Section 230 of the Communications Decency Act, which was passed more than 25 years ago, states that an “interactive computer service” can’t be treated as the publisher or speaker of third-party content. This protects these sites from being sued based upon something a user posts. The purpose was to allow these sites to be open to all posts without fear of being held legally responsible for things such as libel, as would a newspaper publisher. Without this protection, the sites may not have survived because of the legal costs.

What lawmakers clearly didn’t envision was that despite this protection, sites would nonetheless censor content. Thus, nothing in the law prevents it. This has allowed them to censor with impunity.

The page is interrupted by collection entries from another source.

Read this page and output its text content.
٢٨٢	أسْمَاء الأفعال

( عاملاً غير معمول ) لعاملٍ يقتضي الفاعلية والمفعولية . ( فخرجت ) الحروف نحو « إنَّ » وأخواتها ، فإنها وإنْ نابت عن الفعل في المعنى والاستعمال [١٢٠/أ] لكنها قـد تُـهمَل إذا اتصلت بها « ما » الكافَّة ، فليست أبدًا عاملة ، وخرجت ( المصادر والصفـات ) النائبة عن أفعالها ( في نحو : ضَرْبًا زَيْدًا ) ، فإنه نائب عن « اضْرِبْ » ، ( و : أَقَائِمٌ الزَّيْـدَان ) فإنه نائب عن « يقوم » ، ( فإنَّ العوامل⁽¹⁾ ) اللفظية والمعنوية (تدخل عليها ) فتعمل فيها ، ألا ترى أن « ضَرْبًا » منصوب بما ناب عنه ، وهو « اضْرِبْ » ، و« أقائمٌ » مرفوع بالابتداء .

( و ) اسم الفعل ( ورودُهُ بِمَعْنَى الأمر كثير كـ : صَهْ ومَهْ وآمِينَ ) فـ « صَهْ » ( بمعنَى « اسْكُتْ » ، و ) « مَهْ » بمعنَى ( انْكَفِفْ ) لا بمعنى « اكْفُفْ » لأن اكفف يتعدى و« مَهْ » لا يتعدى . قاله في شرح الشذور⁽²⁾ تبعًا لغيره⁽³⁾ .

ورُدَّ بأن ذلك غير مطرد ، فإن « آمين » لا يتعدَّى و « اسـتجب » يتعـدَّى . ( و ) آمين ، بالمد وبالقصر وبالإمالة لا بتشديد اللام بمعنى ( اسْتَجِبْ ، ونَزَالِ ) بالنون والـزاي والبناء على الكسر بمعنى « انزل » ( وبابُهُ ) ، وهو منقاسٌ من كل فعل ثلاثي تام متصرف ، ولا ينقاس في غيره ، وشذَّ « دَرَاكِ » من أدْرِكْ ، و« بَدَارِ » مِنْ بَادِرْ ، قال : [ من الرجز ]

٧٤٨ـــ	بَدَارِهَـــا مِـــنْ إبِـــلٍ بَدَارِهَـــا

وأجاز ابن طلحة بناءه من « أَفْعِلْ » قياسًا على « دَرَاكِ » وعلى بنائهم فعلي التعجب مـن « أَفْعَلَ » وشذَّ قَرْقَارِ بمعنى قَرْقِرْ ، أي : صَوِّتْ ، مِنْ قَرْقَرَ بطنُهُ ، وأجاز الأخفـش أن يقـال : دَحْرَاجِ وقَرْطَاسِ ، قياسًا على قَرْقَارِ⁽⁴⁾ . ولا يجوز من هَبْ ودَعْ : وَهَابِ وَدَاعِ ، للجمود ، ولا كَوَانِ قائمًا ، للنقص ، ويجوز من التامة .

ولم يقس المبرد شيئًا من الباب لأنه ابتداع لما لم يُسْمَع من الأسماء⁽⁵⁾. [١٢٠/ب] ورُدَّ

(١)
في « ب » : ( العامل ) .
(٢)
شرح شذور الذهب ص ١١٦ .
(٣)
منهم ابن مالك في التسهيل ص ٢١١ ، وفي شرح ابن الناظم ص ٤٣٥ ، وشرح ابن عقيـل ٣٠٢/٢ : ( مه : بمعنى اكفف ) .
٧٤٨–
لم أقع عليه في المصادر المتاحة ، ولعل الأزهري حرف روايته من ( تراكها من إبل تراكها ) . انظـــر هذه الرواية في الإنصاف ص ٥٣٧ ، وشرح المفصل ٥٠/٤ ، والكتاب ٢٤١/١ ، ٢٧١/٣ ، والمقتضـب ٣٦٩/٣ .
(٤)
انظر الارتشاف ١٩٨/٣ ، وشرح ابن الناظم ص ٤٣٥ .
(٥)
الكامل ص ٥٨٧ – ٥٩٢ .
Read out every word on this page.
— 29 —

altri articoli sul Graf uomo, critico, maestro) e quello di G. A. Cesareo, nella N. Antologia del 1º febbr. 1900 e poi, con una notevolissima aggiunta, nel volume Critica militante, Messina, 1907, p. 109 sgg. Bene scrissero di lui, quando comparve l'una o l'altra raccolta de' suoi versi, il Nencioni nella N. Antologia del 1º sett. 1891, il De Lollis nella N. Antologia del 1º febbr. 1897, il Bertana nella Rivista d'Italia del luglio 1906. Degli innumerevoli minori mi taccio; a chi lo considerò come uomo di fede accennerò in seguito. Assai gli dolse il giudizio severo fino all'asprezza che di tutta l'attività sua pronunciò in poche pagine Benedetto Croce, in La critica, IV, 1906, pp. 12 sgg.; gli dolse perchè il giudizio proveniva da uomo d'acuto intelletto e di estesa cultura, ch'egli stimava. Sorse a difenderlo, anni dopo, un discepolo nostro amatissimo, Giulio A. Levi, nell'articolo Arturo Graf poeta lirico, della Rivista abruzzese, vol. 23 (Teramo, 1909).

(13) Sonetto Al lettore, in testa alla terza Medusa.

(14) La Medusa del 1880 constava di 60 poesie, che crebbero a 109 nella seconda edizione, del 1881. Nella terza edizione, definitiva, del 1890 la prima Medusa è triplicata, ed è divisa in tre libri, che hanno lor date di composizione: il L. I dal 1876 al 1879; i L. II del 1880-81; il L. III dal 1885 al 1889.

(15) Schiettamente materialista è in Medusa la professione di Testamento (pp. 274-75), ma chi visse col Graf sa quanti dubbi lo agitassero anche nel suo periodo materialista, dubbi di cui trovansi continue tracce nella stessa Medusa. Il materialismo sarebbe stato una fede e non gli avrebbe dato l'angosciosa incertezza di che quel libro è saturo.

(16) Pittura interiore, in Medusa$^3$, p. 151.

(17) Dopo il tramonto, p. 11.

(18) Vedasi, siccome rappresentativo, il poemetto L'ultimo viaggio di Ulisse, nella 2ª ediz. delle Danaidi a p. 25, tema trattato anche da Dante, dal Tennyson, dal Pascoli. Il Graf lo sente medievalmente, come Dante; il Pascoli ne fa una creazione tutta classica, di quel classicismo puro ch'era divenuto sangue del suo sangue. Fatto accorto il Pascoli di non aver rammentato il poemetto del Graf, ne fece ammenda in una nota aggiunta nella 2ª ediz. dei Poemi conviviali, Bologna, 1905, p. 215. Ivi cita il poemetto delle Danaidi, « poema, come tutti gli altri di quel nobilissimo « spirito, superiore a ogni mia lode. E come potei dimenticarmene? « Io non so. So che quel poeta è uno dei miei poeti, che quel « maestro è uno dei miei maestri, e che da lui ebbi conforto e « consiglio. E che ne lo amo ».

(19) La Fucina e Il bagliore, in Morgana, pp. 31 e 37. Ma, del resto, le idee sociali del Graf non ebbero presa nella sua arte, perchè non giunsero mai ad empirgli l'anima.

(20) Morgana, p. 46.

Both Republicans and Democrats want to see the section amended, but for different reasons. For the left, including Joe Biden, the problem they see is that content isn’t censored enough, and thus they want to take away any protection for the sites from lawsuits. For Republicans, the problem is too much censorship, and thus they want to see censorship restrictions added to Section 230.

Compromise is unlikely. This leaves us rooting for the success of Musk’s Twitter, which would at least give Google and Facebook an economic incentive to change. Laying off 90 percent of their content moderators would be a good start.

Views expressed in this article are the opinions of the author and do not necessarily reflect the views of The Epoch Times.